Selon Dziennik, un quotidien d’information générale, « c’est la majorité constitutionnelle des deux-tiers qui intéressait Viktor Orbán. C’est l’idée fixe de sa sa vision politique qu’il sera désormais capable de mettre en œuvre sans problème« . Le journal estime que le Fidesz a réussi à récupérer une partie de l’électorat de Jobbik et souligne la forte participation de 69%. « Une fois de plus Orbán a parfaitement bien senti l’ambiance régnant en Hongrie et montré ses dons de politicien. On peut le critiquer sur le plan de décisions politiques, mais il faut reconnaître qu’il est maître en marketing politique« . Dziennik n’entrevoit pas de changements significatifs en matière de politique étrangère. « En ce qui concerne les relations avec l’Union européenne on peut s’attendre à ce que le courant actuel continue. […] Ce jeudi, la commission LIBE du Parlement européen publiera un rapport sur l’état de droit en Hongrie, qui donnera le ton à ces relations« .

Dziennik pose la question du lendemain et entrevoit lui aussi l’adoption du « paquet Stop Soros » qui vise à frapper les ONG qui soutiennent les migrants et réfugiés. Tout comme la Gazeta Wyborcza pour qui « la victoire du Fidesz à l’issue d’une campagne basée sur des semi-vérités et des mensonges est une mauvaise nouvelle pour la société civique hongroise« . Le pouvoir ayant d’ores et déjà annoncé de nouvelles restrictions contre les ONG, « le gouvernement continuera certainement à acculer ce qu’il reste des médias indépendants et à verrouiller un système dans lequel la démocratie s’appuie sur le pouvoir d’un seul parti« .

« Une fois de plus Orbán a parfaitement bien senti l’ambiance régnant en Hongrie et montré ses dons de politicien ».

L’un des principaux quotidiens du pays, le journal de droite libérale Rzeczpospolita, voit dans la victoire du Fidesz le résultat de sa posture anti-immigration : « Le parti et le Premier ministre Orbán ont tout misé sur une carte en essayant de prouver qu’ils luttent contre la menace mortelle en la personne du milliardaire George Soros, dont le but serait de faire venir en Hongrie – et généralement en Europe – des millions d’immigrés d’Afrique« .

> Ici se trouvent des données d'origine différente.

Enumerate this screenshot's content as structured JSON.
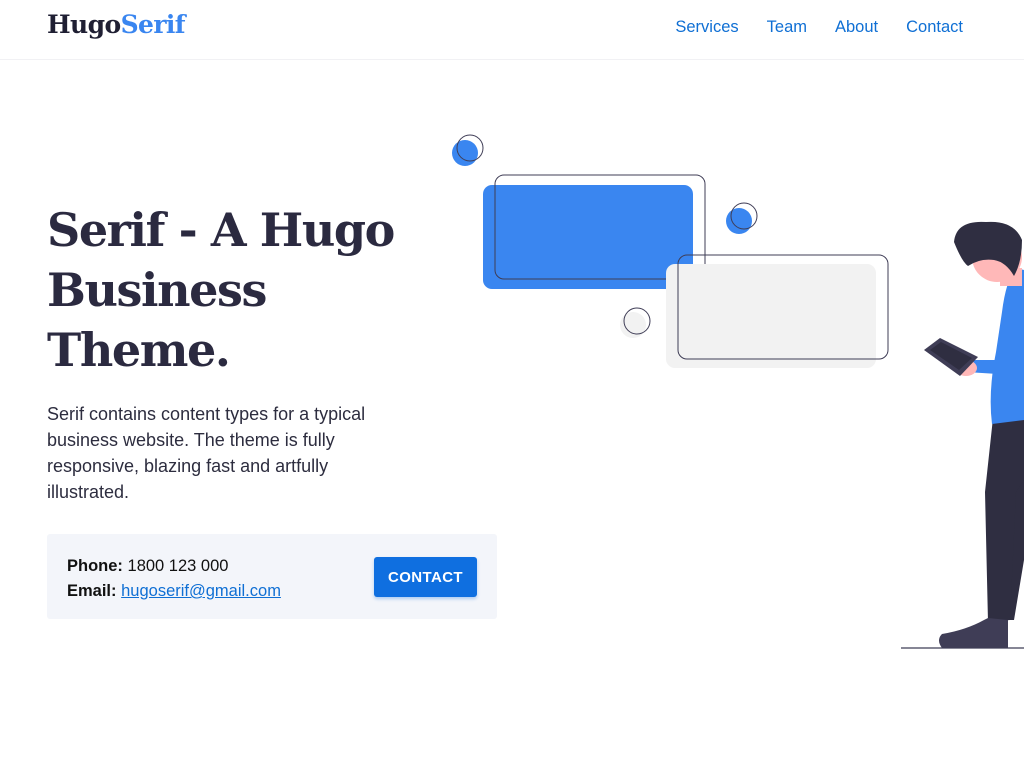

Le journal souligne les résultats mitigés de l’économie hongroise au regard de ses voisins centre-européens : « L’année dernière, la Hongrie a enregistré une croissance de 4%. Comparé aux voisins d’Europe centrale, ce résultat n’est pas sensationnel. Fidesz a reconnu que cela pourrait être un sujet dangereux car l’opposition a commencé à se demander pourquoi un demi-million de Hongrois (5% de la population) avaient émigré ces dernières années à l’étranger à la recherche d’un emploi. Il s’est agi des jeunes dont beaucoup sont des électeurs de Jobbik, le deuxième parti le plus populaire du pays après le Fidesz« .

Rzeczpospolita rappelle souligne aussi que Viktor Orbán a passé sa dernière journée de campagne, vendredi, aux côtés des dirigeants polonais, le premier ministre Mateusz Morawiecki et le chef du Droit et Justice Jarosław Kaczyński. Ils ont inauguré ensemble un mémorial aux victimes de la catastrophe de Smolensk. L’occasion pour le candidat Orbán d’envoyer un ultime message : l’objectif commun des Polonais et des Hongrois est de défendre leur patrie « dans la forme que nous voulons : chrétienne et avec des valeurs nationales« .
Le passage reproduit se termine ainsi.